White Sox offense shows up late to Houston, makes up for lost time
/The White Sox didn't play well for the first five innings Friday night. They generated just one baserunner against Houston starter Colin McHugh the first time through the order, Dayan Viciedo booted the Astros into a two-run inning in the fifth, Conor Gillaspie threw a ball into right field in the sixth, and Quintana mixed flashes of overwhelming stuff with some loose fastball command that kicked up his pitch count.
But, as often the case, being a lot, lot better for a small stretch of time will do. Facing a 2-0 deficit in the sixth, the Sox fell back on their winning strategy from Wednesday: they lucked into a couple guys getting on base, then had a large man hit a massive three-run homer. Early offseason Astros investments in their bullpen were hard to locate as the Sox poured on three more in what turned into an easy 7-2 victory.
After he placed himself in danger by walking Gillaspie and plunking Jose Abreu with a 0-2 off-speed pitch, McHugh ruined his promising night by floating a thigh-high fastball Adam Dunn, who cranked it into the second deck of the right field seats.
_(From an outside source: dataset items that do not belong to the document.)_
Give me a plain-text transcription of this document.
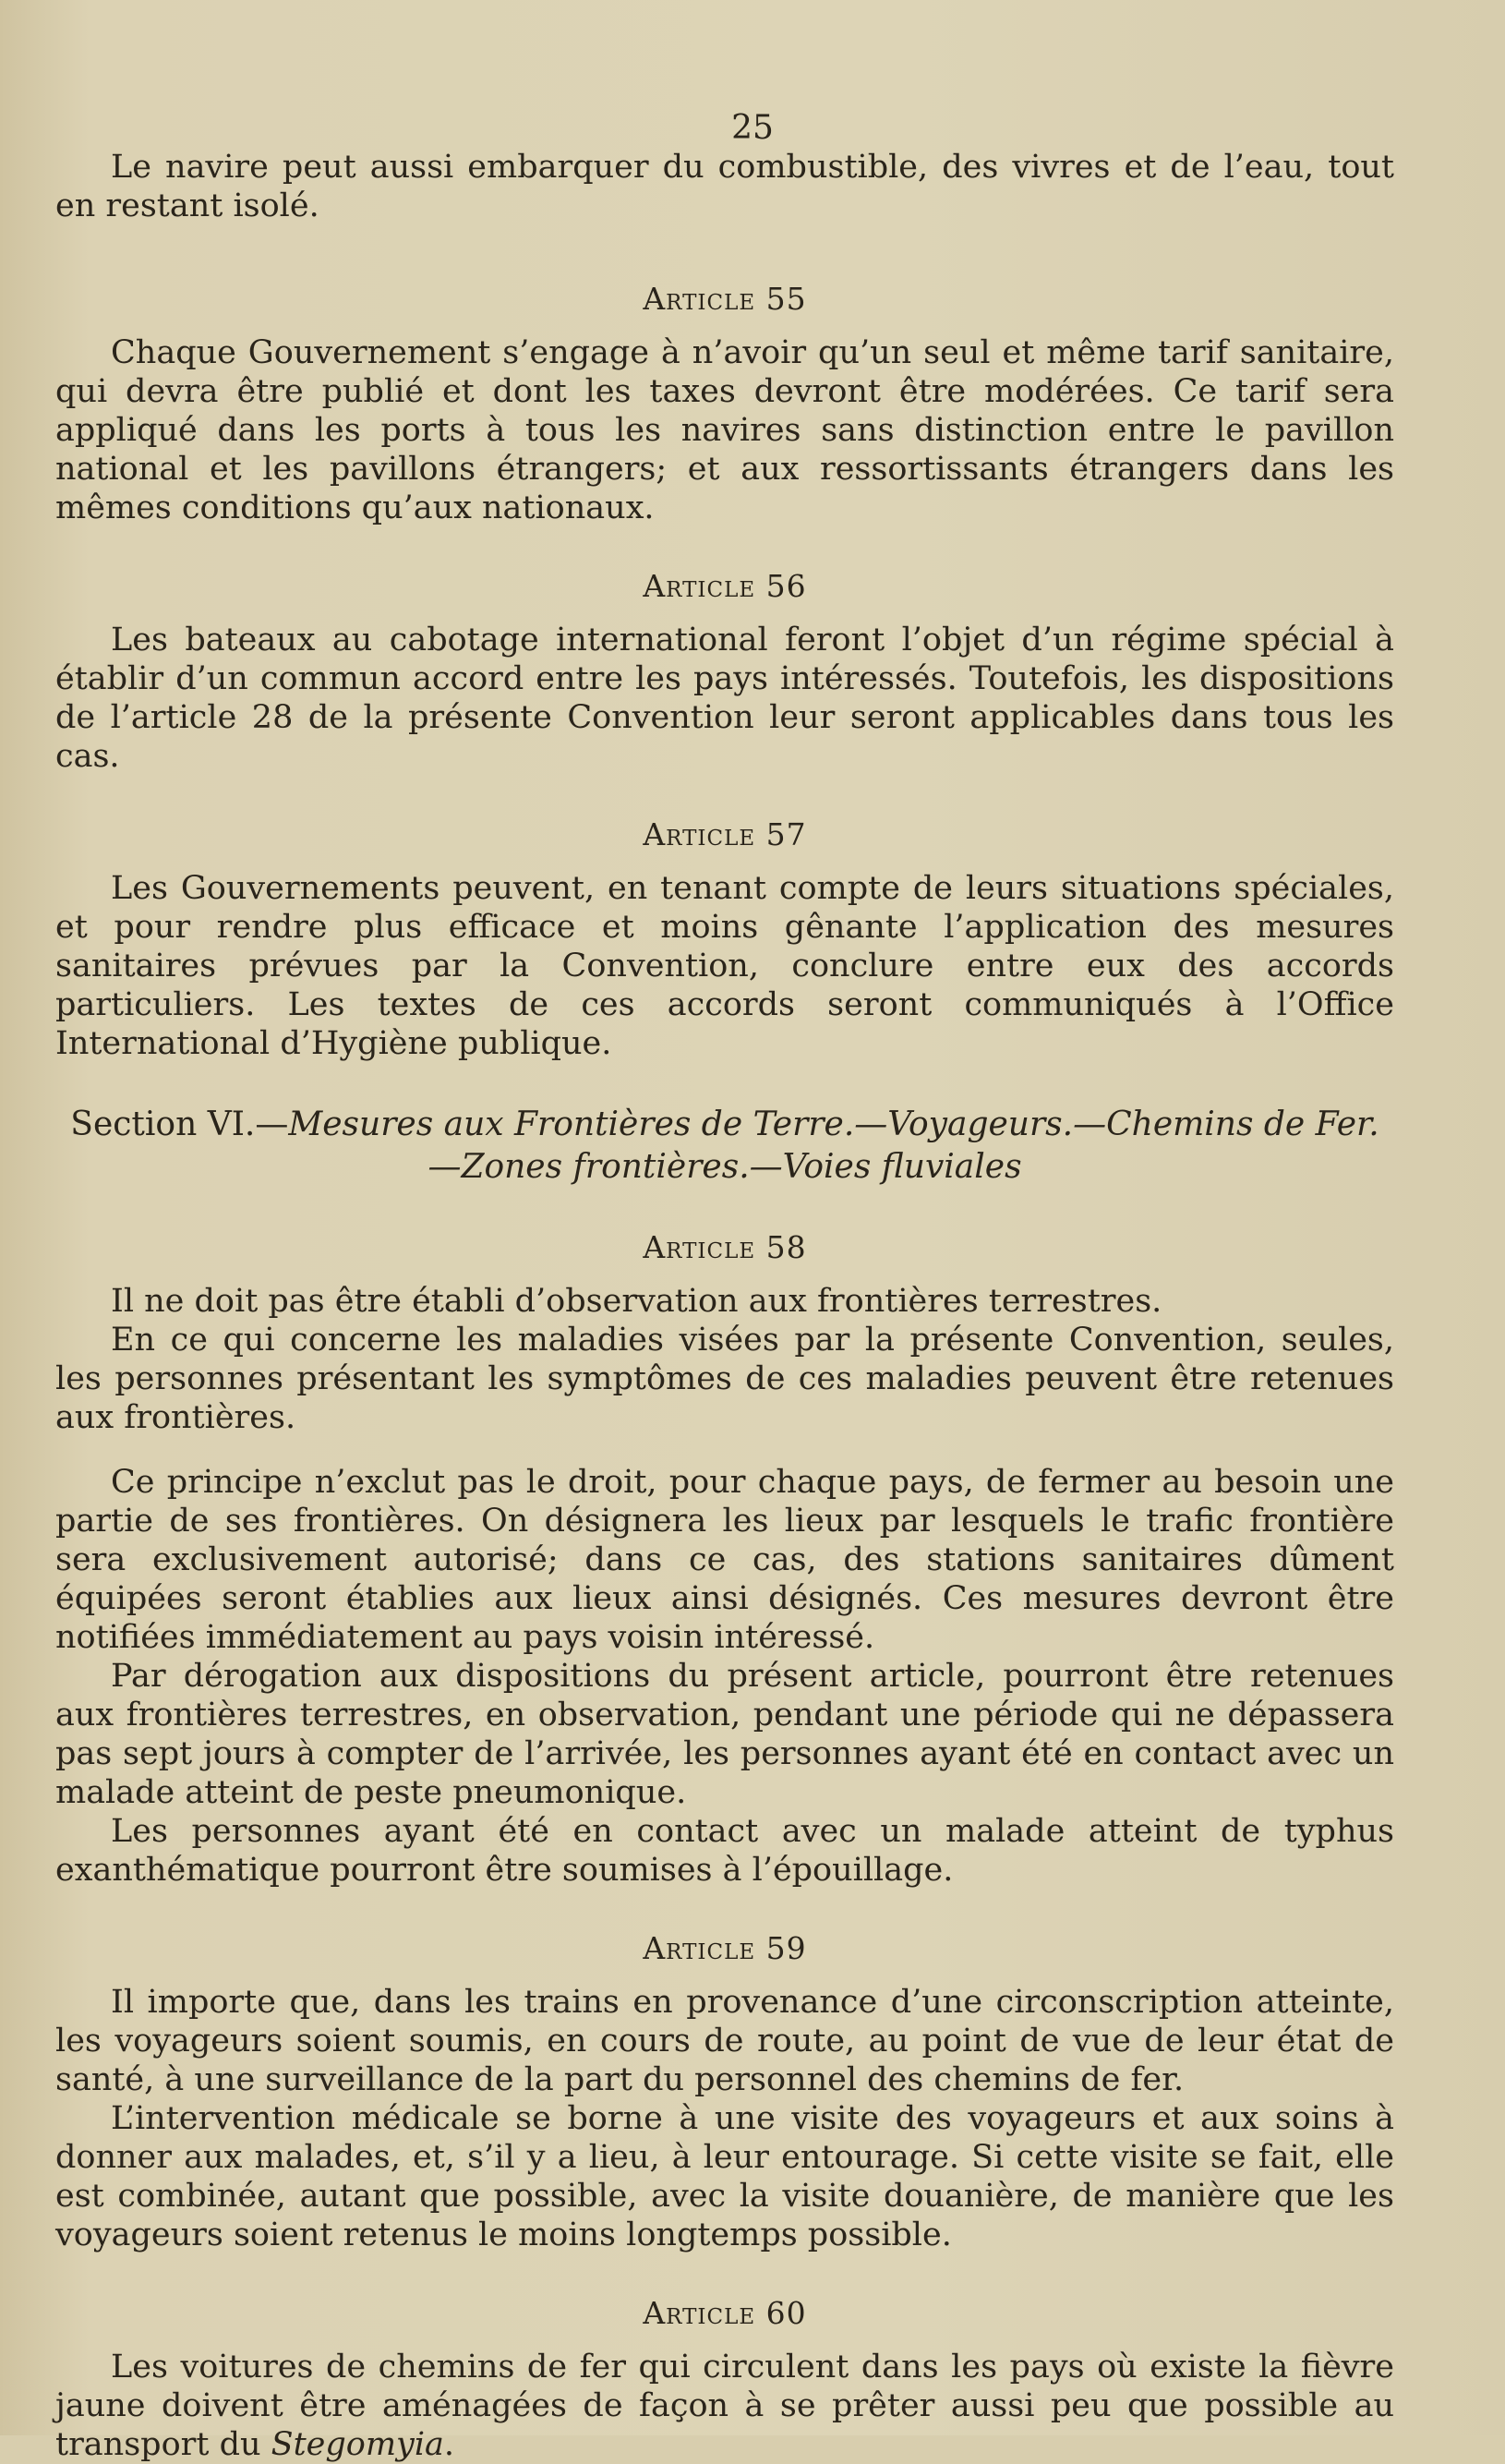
25

Le navire peut aussi embarquer du combustible, des vivres et de l’eau, tout en restant isolé.

Article 55

Chaque Gouvernement s’engage à n’avoir qu’un seul et même tarif sanitaire, qui devra être publié et dont les taxes devront être modérées. Ce tarif sera appliqué dans les ports à tous les navires sans distinction entre le pavillon national et les pavillons étrangers; et aux ressortissants étrangers dans les mêmes conditions qu’aux nationaux.

Article 56

Les bateaux au cabotage international feront l’objet d’un régime spécial à établir d’un commun accord entre les pays intéressés. Toutefois, les dispositions de l’article 28 de la présente Convention leur seront applicables dans tous les cas.

Article 57

Les Gouvernements peuvent, en tenant compte de leurs situations spéciales, et pour rendre plus efficace et moins gênante l’application des mesures sanitaires prévues par la Convention, conclure entre eux des accords particuliers. Les textes de ces accords seront communiqués à l’Office International d’Hygiène publique.

Section VI.—Mesures aux Frontières de Terre.—Voyageurs.—Chemins de Fer.—Zones frontières.—Voies fluviales

Article 58

Il ne doit pas être établi d’observation aux frontières terrestres.

En ce qui concerne les maladies visées par la présente Convention, seules, les personnes présentant les symptômes de ces maladies peuvent être retenues aux frontières.

Ce principe n’exclut pas le droit, pour chaque pays, de fermer au besoin une partie de ses frontières. On désignera les lieux par lesquels le trafic frontière sera exclusivement autorisé; dans ce cas, des stations sanitaires dûment équipées seront établies aux lieux ainsi désignés. Ces mesures devront être notifiées immédiatement au pays voisin intéressé.

Par dérogation aux dispositions du présent article, pourront être retenues aux frontières terrestres, en observation, pendant une période qui ne dépassera pas sept jours à compter de l’arrivée, les personnes ayant été en contact avec un malade atteint de peste pneumonique.

Les personnes ayant été en contact avec un malade atteint de typhus exanthématique pourront être soumises à l’épouillage.

Article 59

Il importe que, dans les trains en provenance d’une circonscription atteinte, les voyageurs soient soumis, en cours de route, au point de vue de leur état de santé, à une surveillance de la part du personnel des chemins de fer.

L’intervention médicale se borne à une visite des voyageurs et aux soins à donner aux malades, et, s’il y a lieu, à leur entourage. Si cette visite se fait, elle est combinée, autant que possible, avec la visite douanière, de manière que les voyageurs soient retenus le moins longtemps possible.

Article 60

Les voitures de chemins de fer qui circulent dans les pays où existe la fièvre jaune doivent être aménagées de façon à se prêter aussi peu que possible au transport du Stegomyia.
To add comedy, the Sox added their fourth run of the inning after Dayan Viciedo ripped a double to left, and the Astros intentionally walked Alejandro De Aza and his .543 OPS for fear of placing him against opposite-handed pitching, only for Tyler Flowers to flip an RBI single down the line.
Two-out hits from Gordon Beckham and Gillaspie put three unearned runs on the board in the eighth after De Aza reached base due to a bad throw and Flowers drew the Sox seventh walk of the night.
In a strange switch of typical roles, Jose Quintana picked up the win after barely working his way through five innings, He got whiffs when he needed to with a cutter/slider that was effective against opposite-handed pitching, but struggled with efficiency and spotting his fastball. When Viciedo bobbled a ball in left and turned leadoff singles to Jose Altuve and Jonathan Villar into runners at second and third, Quintana labored his way to the 100-pitch mark while allowing RBI singles to George Springer and Jason Castro.
The formerly maligned Sox bullpen was a shade more efficient. They used 60 pitches to cruise through four scoreless innings, and allowed just four baserunners. Jake Petricka came back from a 2-0 count to strike out George Springer in the sixth, after a two-base throwing error by Gillaspie threatened the lead. Frank Francisco pitched the ninth and basically emasculated everyone.